Cochin-19780421
April 21, 1978: On the flight from Goa to Cochin, on the west coast of India, I read in a newspaper about the (Hindustan Shipyard){in 2006, 85,200 Google links + 26 images) in Visakhapatisan,on the east coast, boasting the deepest harbor east of Rotterdam.
While in 1933/4 the port handled 120,000 tons in one year, the same volume is now handled in 40 hours.
They export Manganese and Aluminum, 10 million tons in 1978 (?).
From the air I could see several islands, barriers, lagoons, numerous boats and giant cross-nets. We landed at 12:40. After a long wait for my bags, I took a taxi for 12 Rupiahs (R) across a bridge and along the quays where I noted the new Cochin Shipyard.
Then the busy Mahatma Gandhi Road to the rather large Grand Hotel where I took a bedroom with bath and two beds conmplete with baldakins for R 35.
I tried taking a shower but that was too warm so I resorted to "mandi", splashing small buckets of water.
I then washed my clothes and hung them up to dry, before taking a siesta, reading "The Honourable Schoolboy" on an Arabic sofa till about 16:30 when it seemed a bit cooler outside.
I then took a walk and thought Cochin to be a cosy little town, rather warm and humid, very crowded and with too many buses, traffic and air pollution. I gravitated to the waterside where a small park looked out across the water. Here was a nice cool breeze and a pleasing spectacle of numerous small ferry boats or water taxis. I bought some nuts, milk and mandarin oranges. Walking along, I got to a crowded street - close to Jew Town- which looked almost Chinese. People were very small and dark and talked rapidly. They did not appear as sociable as the Goans.

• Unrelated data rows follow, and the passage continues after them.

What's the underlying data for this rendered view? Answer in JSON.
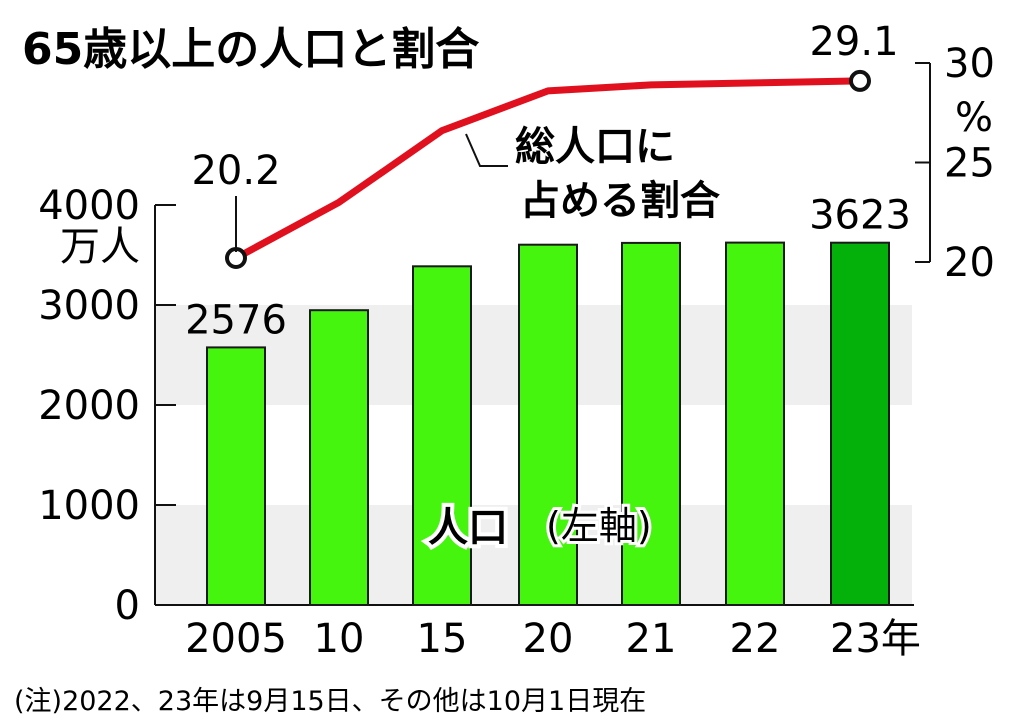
{
  "colors": {
    "bar": "#45f50d",
    "bar_highlight": "#04b10a",
    "bar_stroke": "#1a1a1a",
    "line": "#e0101e",
    "band": "#efefef",
    "text": "#111111"
  },
  "chart_data": {
    "type": "bar",
    "title": "65歳以上の人口と割合",
    "categories": [
      "2005",
      "10",
      "15",
      "20",
      "21",
      "22",
      "23年"
    ],
    "series": [
      {
        "name": "人口(左軸)",
        "axis": "left",
        "values": [
          2576,
          2948,
          3387,
          3603,
          3621,
          3624,
          3623
        ],
        "data_labels": {
          "0": "2576",
          "6": "3623"
        }
      },
      {
        "name": "総人口に占める割合",
        "axis": "right",
        "type": "line",
        "values": [
          20.2,
          23.0,
          26.6,
          28.6,
          28.9,
          29.0,
          29.1
        ],
        "data_labels": {
          "0": "20.2",
          "6": "29.1"
        }
      }
    ],
    "left_axis": {
      "ticks": [
        "0",
        "1000",
        "2000",
        "3000",
        "4000"
      ],
      "unit": "万人",
      "ylim": [
        0,
        4000
      ]
    },
    "right_axis": {
      "ticks": [
        "20",
        "25",
        "30"
      ],
      "unit": "%",
      "ylim": [
        20,
        30
      ]
    },
    "series_labels": {
      "population": "人口",
      "population_axis_note": "(左軸)",
      "ratio_line1": "総人口に",
      "ratio_line2": "占める割合"
    },
    "grid": false
  },
  "footnote": "(注)2022、23年は9月15日、その他は10月1日現在"
}
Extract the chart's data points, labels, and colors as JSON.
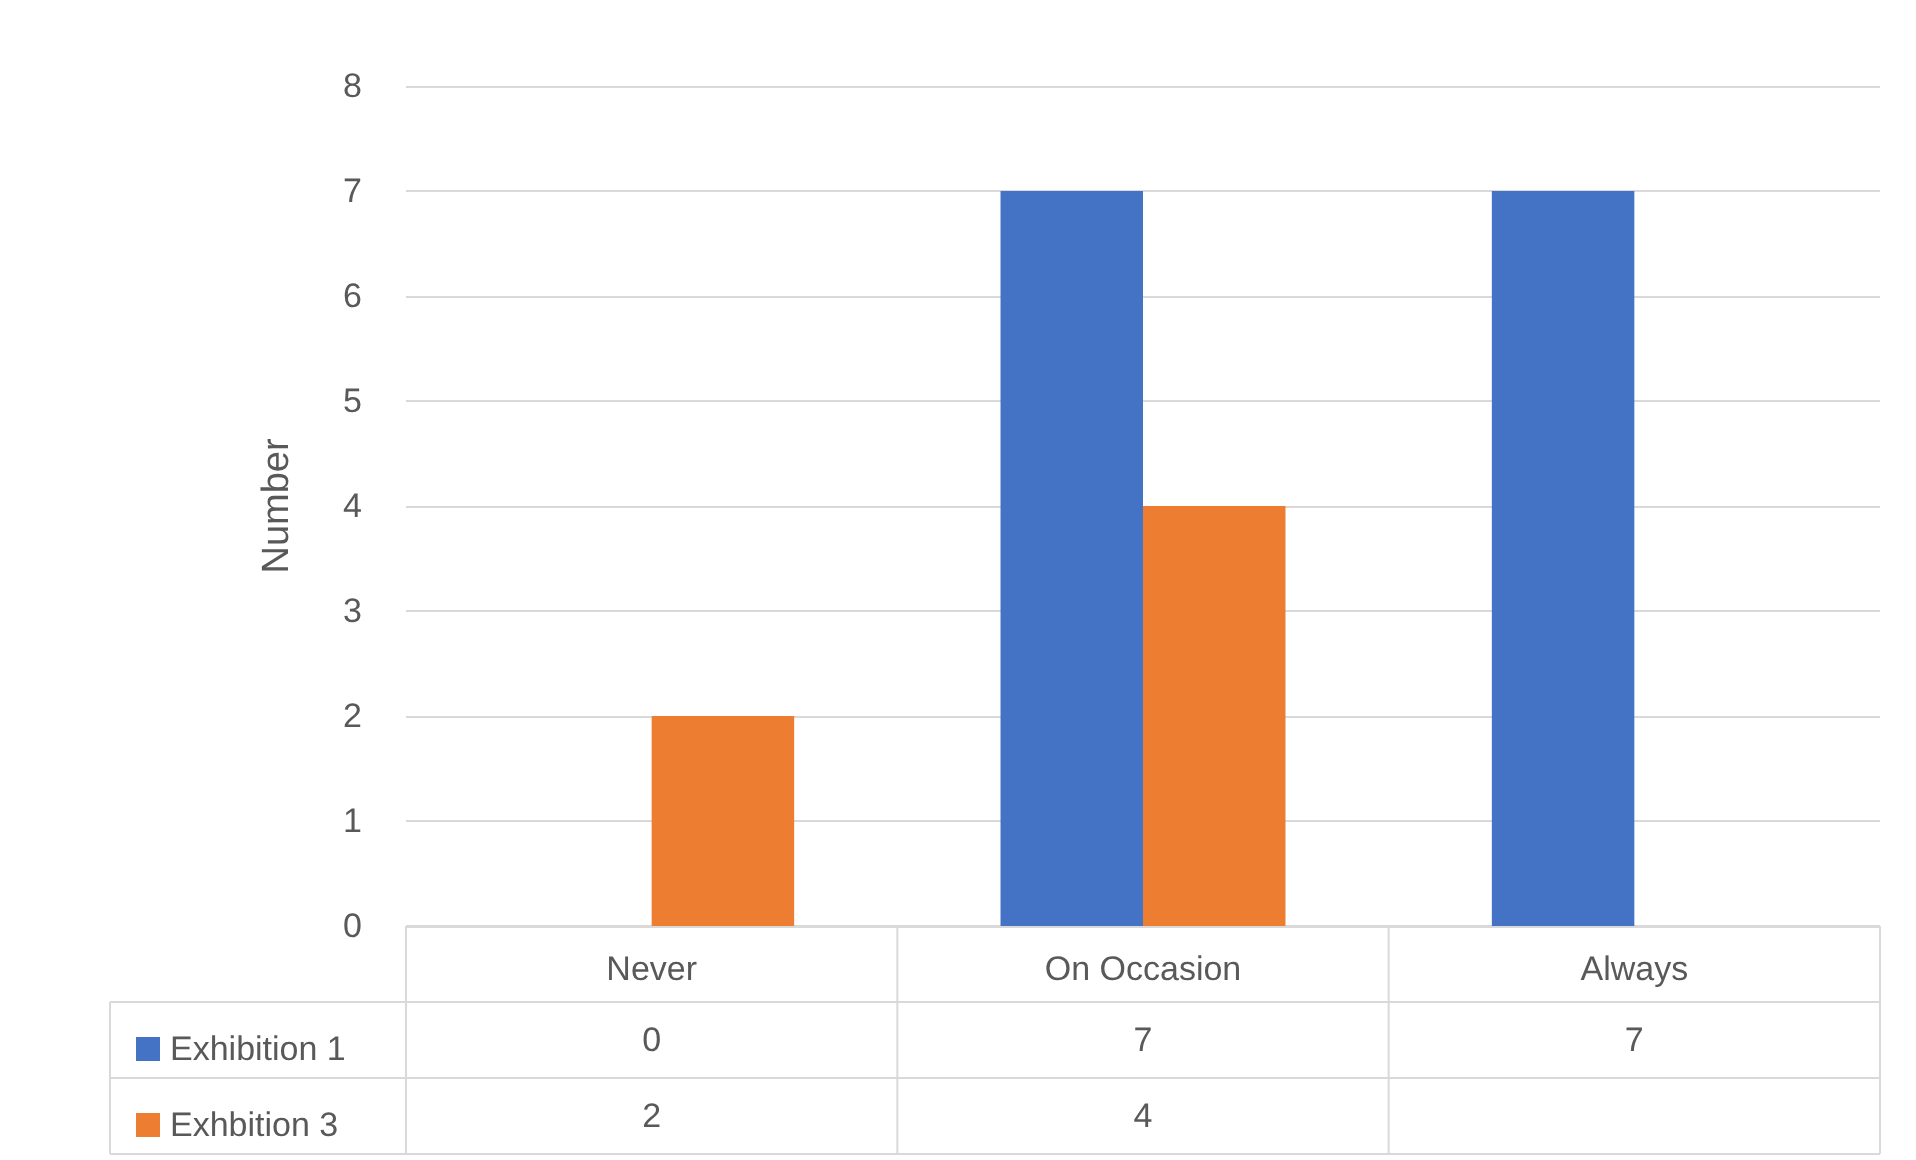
{
  "chart_data": {
    "type": "bar",
    "ylabel": "Number",
    "categories": [
      "Never",
      "On Occasion",
      "Always"
    ],
    "series": [
      {
        "name": "Exhibition 1",
        "color": "#4472c4",
        "values": [
          0,
          7,
          7
        ]
      },
      {
        "name": "Exhbition 3",
        "color": "#ed7d31",
        "values": [
          2,
          4,
          null
        ]
      }
    ],
    "ylim": [
      0,
      8
    ],
    "yticks": [
      0,
      1,
      2,
      3,
      4,
      5,
      6,
      7,
      8
    ],
    "grid": "y",
    "legend": "bottom left",
    "data_labels": true
  }
}
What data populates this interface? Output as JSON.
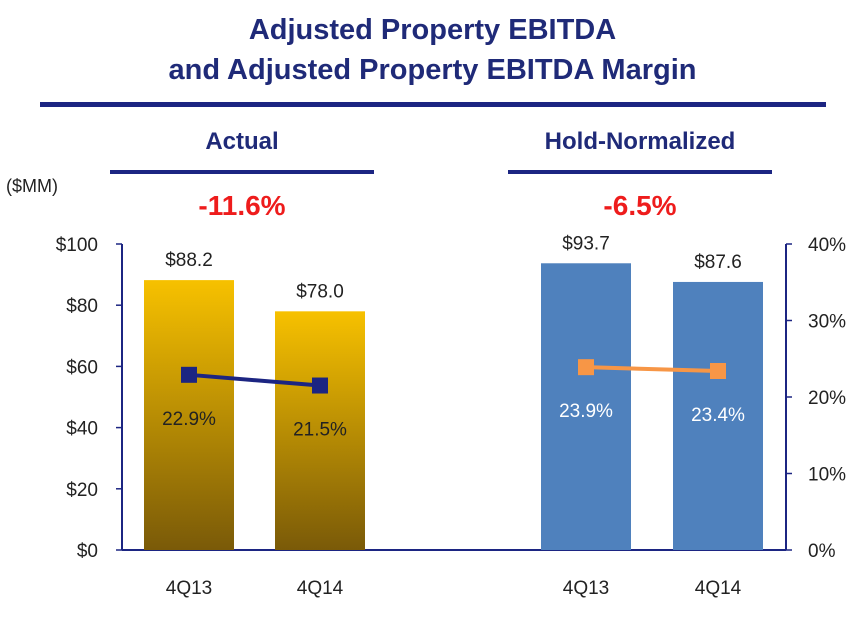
{
  "title_line1": "Adjusted Property EBITDA",
  "title_line2": "and Adjusted Property EBITDA Margin",
  "units_label": "($MM)",
  "colors": {
    "navy": "#1c2582",
    "gold_top": "#f7c100",
    "gold_bottom": "#7a5a08",
    "blue_bar": "#4f81bd",
    "orange_line": "#f79646",
    "red": "#ee1c1c"
  },
  "chart_data": {
    "type": "bar",
    "left_axis": {
      "ylim": [
        0,
        100
      ],
      "ticks": [
        "$0",
        "$20",
        "$40",
        "$60",
        "$80",
        "$100"
      ]
    },
    "right_axis": {
      "ylim": [
        0,
        40
      ],
      "ticks": [
        "0%",
        "10%",
        "20%",
        "30%",
        "40%"
      ]
    },
    "panels": [
      {
        "title": "Actual",
        "change_label": "-11.6%",
        "categories": [
          "4Q13",
          "4Q14"
        ],
        "values": [
          88.2,
          78.0
        ],
        "value_labels": [
          "$88.2",
          "$78.0"
        ],
        "margins": [
          22.9,
          21.5
        ],
        "margin_labels": [
          "22.9%",
          "21.5%"
        ]
      },
      {
        "title": "Hold-Normalized",
        "change_label": "-6.5%",
        "categories": [
          "4Q13",
          "4Q14"
        ],
        "values": [
          93.7,
          87.6
        ],
        "value_labels": [
          "$93.7",
          "$87.6"
        ],
        "margins": [
          23.9,
          23.4
        ],
        "margin_labels": [
          "23.9%",
          "23.4%"
        ]
      }
    ]
  }
}
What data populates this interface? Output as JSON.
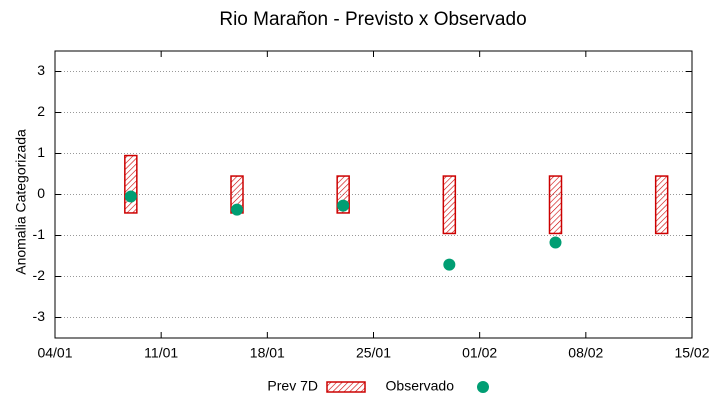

Kerala is said to be one of the poorest states. There were many movie theaters, eating stalls, bookstores, hospitals and hotels.
I swung back to the Grand Hotel, bought a map and wondered if I was going to watch Kathakali tonight. Back at 17:00, I had a gin and tonic and some cashew nuts in a very dark, AC bar. Since I was not hungry at all, I skipped dinner for the third day in a row, took another shower, opened my window and enjoyed the cool evening air after the red sunset. I noted red rooftiles, courtyards, crows, bars in windows, a cockroach and 2 tjitjaks (lizards), then finished the book by 22:00 and went to sleep, first killing several irritating mosquitoes. I had a strange dream of a genius who invented an oxygen apparatus consisting of filaments which fitted over your head and into your mouth. I assisted him and chartered boats for nightdives, ran into an exciting woman in a wet suit whose husband was to rent us a boat, made fried fish in a dirty kitchen. Then all of a sudden Earl Frederick, one of my former Millersville students, walked in. This all was somewhere in the N.E. Pacific.